I couldn't remember a time when we had been less than four, and I'd never given any thought to the possibility of a fifth.

The four of us were sitting at our round dinner table in Queens. It could have been any night, really. I know I was drinking milk with dinner, but I don't remember what we'd done earlier that day, or what we talked about before Mom and Dad said they had a surprise for us.
"Guess," Mom said, looking at us with excitement and nervousness.
I don't remember my selection, but Evan said, in a moment of childhood intuition, "You're having another baby?"
"YES," Mom said.
There was a beat of silence, I think.
I couldn't remember a time when we had been less than four, and I'd never given any thought to the possibility of a fifth.
"No," Evan said. "Tell us the truth!"
He looked horrified, and so I reacted the way I thought I should- happily.
Evan cried.
I jumped up out of my chair, my excitement both real and fake at the same time. It seemed absurd, the idea of a baby in our house.
I don't remember very much about the next few months. I enjoyed reading about the different ways the baby was growing over time in the big book that Mom and Dad had bought us. I was 10 years old- I don't remember thinking very much about how things would change.

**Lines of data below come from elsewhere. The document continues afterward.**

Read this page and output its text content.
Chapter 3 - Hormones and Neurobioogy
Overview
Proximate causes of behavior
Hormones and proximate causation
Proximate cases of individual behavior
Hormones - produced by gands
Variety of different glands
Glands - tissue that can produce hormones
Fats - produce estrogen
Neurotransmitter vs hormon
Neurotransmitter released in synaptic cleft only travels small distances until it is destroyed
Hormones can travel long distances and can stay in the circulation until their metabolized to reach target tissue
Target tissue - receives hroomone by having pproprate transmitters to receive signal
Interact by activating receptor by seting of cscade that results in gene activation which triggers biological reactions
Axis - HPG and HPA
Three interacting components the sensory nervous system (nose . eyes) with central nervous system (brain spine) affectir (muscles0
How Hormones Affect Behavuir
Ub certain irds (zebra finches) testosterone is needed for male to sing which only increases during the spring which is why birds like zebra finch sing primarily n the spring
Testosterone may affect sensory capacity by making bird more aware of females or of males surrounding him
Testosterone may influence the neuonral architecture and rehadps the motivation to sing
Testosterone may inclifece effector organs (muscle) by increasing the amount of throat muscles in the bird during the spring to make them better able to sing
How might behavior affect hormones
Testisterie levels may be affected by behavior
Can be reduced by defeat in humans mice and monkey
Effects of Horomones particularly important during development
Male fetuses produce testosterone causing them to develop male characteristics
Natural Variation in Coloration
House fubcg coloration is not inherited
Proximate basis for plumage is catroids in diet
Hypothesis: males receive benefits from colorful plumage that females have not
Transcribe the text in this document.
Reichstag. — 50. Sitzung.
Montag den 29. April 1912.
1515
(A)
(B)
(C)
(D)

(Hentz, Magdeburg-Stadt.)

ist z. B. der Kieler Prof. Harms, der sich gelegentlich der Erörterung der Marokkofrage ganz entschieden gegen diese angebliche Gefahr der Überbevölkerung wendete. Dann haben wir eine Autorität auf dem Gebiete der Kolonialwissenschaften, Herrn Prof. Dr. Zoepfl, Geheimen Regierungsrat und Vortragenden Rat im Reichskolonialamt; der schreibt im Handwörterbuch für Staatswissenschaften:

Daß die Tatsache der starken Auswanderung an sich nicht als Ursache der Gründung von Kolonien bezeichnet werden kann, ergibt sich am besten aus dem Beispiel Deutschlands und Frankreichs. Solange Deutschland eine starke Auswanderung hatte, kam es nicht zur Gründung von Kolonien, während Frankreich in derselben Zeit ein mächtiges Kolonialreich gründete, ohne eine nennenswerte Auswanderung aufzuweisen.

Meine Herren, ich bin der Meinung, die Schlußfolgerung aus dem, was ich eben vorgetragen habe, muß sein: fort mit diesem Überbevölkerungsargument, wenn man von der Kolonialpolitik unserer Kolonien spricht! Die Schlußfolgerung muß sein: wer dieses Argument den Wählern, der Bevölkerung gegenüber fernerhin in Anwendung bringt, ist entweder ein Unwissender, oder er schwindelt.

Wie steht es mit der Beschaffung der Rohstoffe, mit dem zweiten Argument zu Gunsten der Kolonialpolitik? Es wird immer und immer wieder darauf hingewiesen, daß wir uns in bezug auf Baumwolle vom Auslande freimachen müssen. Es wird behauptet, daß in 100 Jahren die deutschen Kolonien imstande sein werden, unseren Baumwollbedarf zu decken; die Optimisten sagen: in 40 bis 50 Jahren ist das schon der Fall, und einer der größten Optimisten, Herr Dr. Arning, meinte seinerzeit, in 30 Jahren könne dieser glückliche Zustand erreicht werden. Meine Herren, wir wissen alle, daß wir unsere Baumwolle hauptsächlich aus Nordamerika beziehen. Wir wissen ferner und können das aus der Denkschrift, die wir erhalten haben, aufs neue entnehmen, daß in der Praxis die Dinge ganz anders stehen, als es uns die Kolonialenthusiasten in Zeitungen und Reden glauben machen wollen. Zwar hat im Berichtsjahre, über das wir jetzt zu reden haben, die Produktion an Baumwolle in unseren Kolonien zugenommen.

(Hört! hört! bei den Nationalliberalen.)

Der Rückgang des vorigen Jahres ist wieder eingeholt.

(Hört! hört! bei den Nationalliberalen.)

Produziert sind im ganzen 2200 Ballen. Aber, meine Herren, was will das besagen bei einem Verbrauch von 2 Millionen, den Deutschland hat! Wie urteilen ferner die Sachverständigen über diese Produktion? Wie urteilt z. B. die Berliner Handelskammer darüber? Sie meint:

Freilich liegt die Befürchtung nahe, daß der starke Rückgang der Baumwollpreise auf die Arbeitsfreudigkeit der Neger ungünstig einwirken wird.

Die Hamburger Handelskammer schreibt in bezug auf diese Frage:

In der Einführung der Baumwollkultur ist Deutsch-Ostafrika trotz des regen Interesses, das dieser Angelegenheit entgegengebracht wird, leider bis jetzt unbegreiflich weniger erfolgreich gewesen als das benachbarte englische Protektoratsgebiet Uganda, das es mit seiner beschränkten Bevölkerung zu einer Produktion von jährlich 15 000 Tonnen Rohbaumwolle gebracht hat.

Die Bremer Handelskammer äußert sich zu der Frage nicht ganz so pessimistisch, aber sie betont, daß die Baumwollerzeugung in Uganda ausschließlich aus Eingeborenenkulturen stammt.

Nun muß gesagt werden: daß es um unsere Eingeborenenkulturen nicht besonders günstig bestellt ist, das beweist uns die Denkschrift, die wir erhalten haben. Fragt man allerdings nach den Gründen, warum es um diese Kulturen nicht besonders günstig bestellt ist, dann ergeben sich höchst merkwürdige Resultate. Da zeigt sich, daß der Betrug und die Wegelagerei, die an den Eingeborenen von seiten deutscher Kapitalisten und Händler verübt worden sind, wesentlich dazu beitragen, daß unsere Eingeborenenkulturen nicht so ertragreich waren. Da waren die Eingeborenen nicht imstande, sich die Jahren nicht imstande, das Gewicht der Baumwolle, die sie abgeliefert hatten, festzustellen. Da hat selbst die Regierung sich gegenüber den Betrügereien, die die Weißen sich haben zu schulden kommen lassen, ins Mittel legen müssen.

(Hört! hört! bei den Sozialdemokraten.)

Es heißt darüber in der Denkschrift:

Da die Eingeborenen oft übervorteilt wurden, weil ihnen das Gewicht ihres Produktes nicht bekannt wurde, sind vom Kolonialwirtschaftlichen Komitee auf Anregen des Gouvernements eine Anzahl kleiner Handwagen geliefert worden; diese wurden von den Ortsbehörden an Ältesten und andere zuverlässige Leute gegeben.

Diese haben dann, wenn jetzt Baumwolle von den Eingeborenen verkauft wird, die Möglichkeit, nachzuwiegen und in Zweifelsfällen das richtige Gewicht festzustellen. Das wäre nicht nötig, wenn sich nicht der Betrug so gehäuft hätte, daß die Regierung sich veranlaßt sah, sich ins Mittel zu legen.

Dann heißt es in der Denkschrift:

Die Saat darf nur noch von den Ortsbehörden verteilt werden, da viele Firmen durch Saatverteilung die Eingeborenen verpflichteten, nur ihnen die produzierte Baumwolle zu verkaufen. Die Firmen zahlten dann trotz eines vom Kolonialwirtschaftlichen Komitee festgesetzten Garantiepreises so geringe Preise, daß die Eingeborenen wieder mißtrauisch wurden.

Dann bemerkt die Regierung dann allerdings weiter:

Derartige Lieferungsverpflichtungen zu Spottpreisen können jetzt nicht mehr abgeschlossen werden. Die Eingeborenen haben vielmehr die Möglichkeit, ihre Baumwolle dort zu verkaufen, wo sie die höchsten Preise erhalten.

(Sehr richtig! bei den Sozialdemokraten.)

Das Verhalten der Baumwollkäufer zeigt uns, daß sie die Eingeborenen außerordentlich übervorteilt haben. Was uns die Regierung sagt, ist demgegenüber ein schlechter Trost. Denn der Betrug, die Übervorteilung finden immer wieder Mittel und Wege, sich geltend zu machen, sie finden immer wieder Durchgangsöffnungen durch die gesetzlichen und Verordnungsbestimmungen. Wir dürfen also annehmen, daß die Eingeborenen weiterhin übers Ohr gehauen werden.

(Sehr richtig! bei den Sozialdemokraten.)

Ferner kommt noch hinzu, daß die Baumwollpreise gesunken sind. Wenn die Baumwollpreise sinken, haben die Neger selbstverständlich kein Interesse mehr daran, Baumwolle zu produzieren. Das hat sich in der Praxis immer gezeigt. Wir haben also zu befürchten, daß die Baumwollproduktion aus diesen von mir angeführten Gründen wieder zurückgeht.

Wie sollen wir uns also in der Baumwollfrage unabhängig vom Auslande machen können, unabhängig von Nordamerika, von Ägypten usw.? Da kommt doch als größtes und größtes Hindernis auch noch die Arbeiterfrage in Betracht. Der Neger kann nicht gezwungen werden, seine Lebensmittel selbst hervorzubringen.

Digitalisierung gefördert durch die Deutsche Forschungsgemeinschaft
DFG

The day Ian was born was a terribly long day. I sat in my fourth grade classroom bouncing my knee up and down, looking at the clock, and hoping, more than usual, that my teacher wouldn't call on me.
Waiting with Evan at home, we were quiet and anxious. When Dad finally came home from the hospital, he said, "You have a brother!" and we hugged.
Evan asked me later, "Are you disappointed? Did you want a sister?"
I remember feeling surprised that I wasn't more invested either way- mostly I felt relieved to know that I had a new brother. I liked brothers.
Later that summer, Evan and I sat in the backyard, me on a lawn chair and Evan on the stoop. He was holding Ian and rocking him back and forth with great care. We sang "Rock-a-bye Baby" to him in rounds over and over, perfecting our timing, and in that moment it seemed that we were always meant to be five strong, like we'd been waiting for him the whole time.